Benchmark Parallelism
Analysis of Parallelism in Ray Tracing and Coulombic Potential Benchmarks
Last week, Fahiba and DH generated some very interesting plots which gave us a lot of insight into the different benchmarks that we were using in our project. So this week, I set out to understand the reasons behind some of the trends that they spoke about in their blog by examining in important characteristic of these benchmark programs: their degree of parallism or in other words the number of software work elements that each program issues to the GPU when executing in hardware. The following calculations have been derived from the CUDA source files and are a representation of the level of parallelism employed by 2 programs which we found interesting as per Fahiba and DH's blog.
RAY
Number of threads in each block = 16 x 8 = 128 threads
Number of thread blocks = (64/16, 64/8) = (4,8)
Thus, number of thread blocks in a queue at any given time = 4 x 8 = 32.
Coulombic Potential (CP)
Number of threads in each block = 16 x 8 = 128 threads.

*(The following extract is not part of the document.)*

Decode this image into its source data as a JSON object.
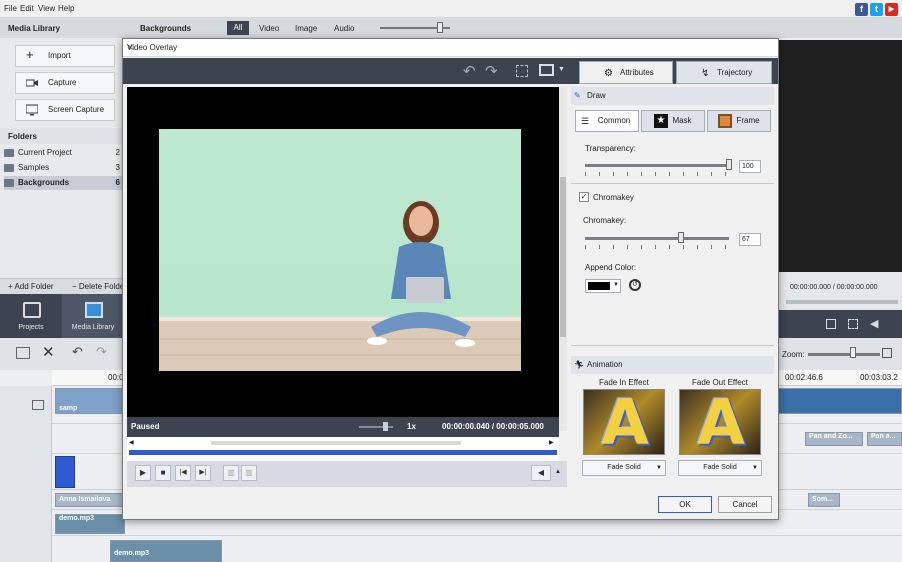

VOLSIZEX = 512 VOLSIZEY = 512
BLOCKSIZEX = 16 BLOCKSIZEY = 8
UNROLLX = 1
Grid Size in the x dimension = Gsz.x = 512/16 = 32
Grid Size in the y dimension = Gsz.y = 512/8 = 64
Grid Size in the z dimension = UNROLLX = 1
Thus the number of thread blocks issued = (32, 64)
and the number of blocks in the queue at a given point in time = 32 x 64 = 2048 thread blocks.